Poverty, Environment and Disaster Preparedness to be focus of Recovery Efforts in Central America

Press Release IHA/668
NEW YORK, 19 November (OCHA/UNDP) -- The United Nations system will seek funding for a major United Nations inter-agency relief and recovery effort for central America in an appeal to be launched next week, the Office for the Coordination of Humanitarian Affairs (OCHA) and the United Nations Development Programme (UNDP) announced today.

Representatives of 10 United Nations agencies, the World Bank, the International Monetary Fund (IMF) and the Inter-American Development Bank met yesterday at United Nations Headquarters in New York to discuss the region's needs following Hurricane Mitch. The meeting was jointly chaired by the UNDP, James Gustav Speth, and the Under-Secretary-General for Humanitarian Affairs and Emergency Relief Coordinator, Sergio Vieira de Mello. A follow-up meeting will be hosted by the Inter-American Development Bank in Washington, D.C., on 10 December.

Participants discussed possibilities for debt relief and singled out extreme poverty as one of the root causes of Central America's vulnerability to natural disasters. They noted that the lack of sustainable nvironmental practices and poor disaster prevention and response were major contributing factors to the enormous loss of life and suffering, which continues.

Mr. Speth said after the meeting: "It is very important not just to reconstruct, but to build something new. This means that infrastructure should be built to better withstand natural disasters. It means reconstruction of homes in less precarious areas and with more resilience. It means building new national institutional capacities to prevent and to mitigate events of this type."

Mr. Vieira de Mello emphasized that short-term relief efforts and long- term development efforts should go hand in hand. "Many of the sheltered people are living in public buildings, schools -- buildings that must be used for their originally intended purpose", he said. "Education is paralysed at present. While these people must leave their shelters, they must not return to the areas where they were living because these were high-risk areas. They must, therefore, be provided with new land with new services, with livelihoods, that is, employment opportunities. These are not simple issues. Therefore, we must start now in the knowledge that this will take years to resolve. But unless we start now, they will either return to where they came from and will become victims again when the next natural disaster strikes, or they will be tempted to migrate, to emigrate".

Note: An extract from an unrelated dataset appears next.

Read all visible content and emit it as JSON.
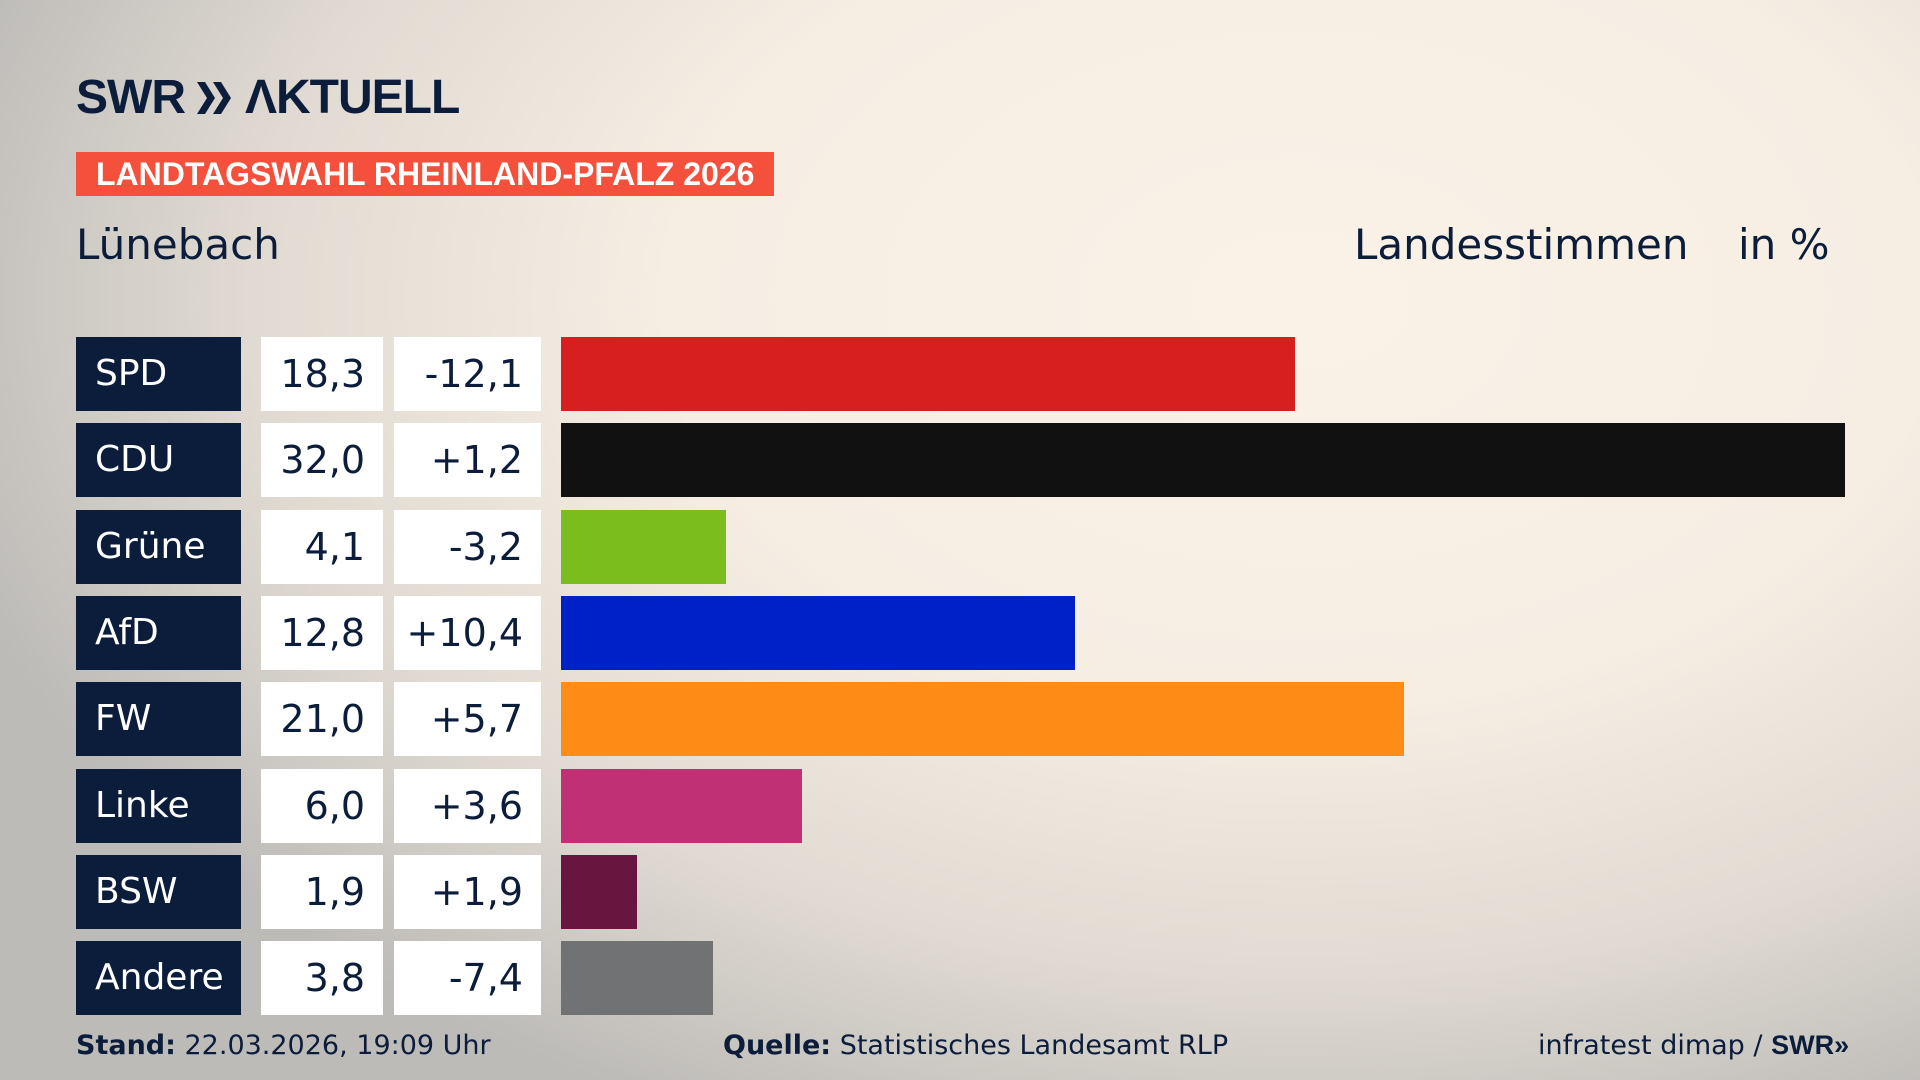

Mr. Vieira de Mello said that unless people were provided with new land and new livelihoods, they would continue to cut wood and use soil without conservation measures. The overuse of fragile lands and large-scale deforestation had contributed to the tragic consequences of the current disaster, he said.

Mr. Speth said that while the UNDP and other United Nations bodies could be helpful and supportive in Central America, the United Nations system recognized very much the leadership of the governments of the affected countries. "Our role is to be supportive and not to try to supplant capacities", he said. "It is very important to build indigenous capacities. The international community is responding, and there is a definite need to increase the absorptive capacity for the resources that are being made available, particularly the local absorptive capacities; the capacity to make good use of the funds that are available."

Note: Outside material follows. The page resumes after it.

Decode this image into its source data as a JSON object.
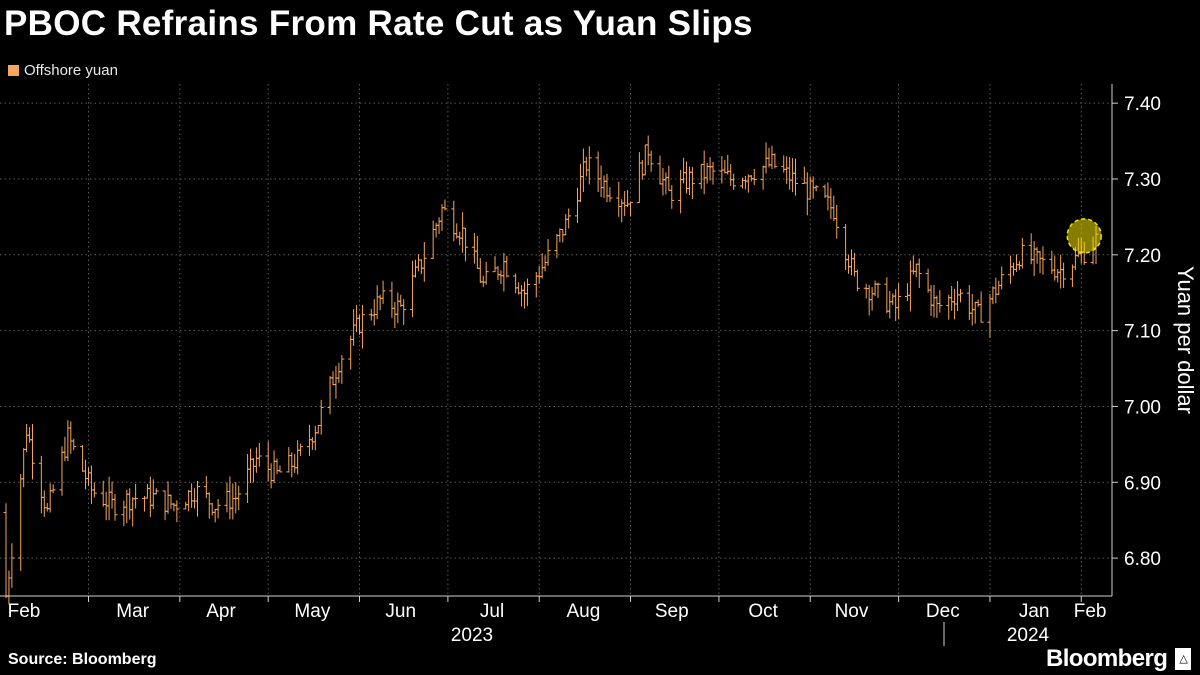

Humanitarian agencies will focus their efforts on food, health and shelter for hurricane victims, in concert with the long-term development efforts of the UNDP and other United Nations agencies to fight extreme poverty and environmental sustainability, Mr. Vieira de Mello said. Together, the OCHA and UNDP will develop a strategy -- to involve the United Nations Environment Programme (UNEP), the World Meteorological Organization and other specialized agencies -- to strengthen the early-warning, prevention, mitigation and disaster-response capacity, both at the national and regional levels.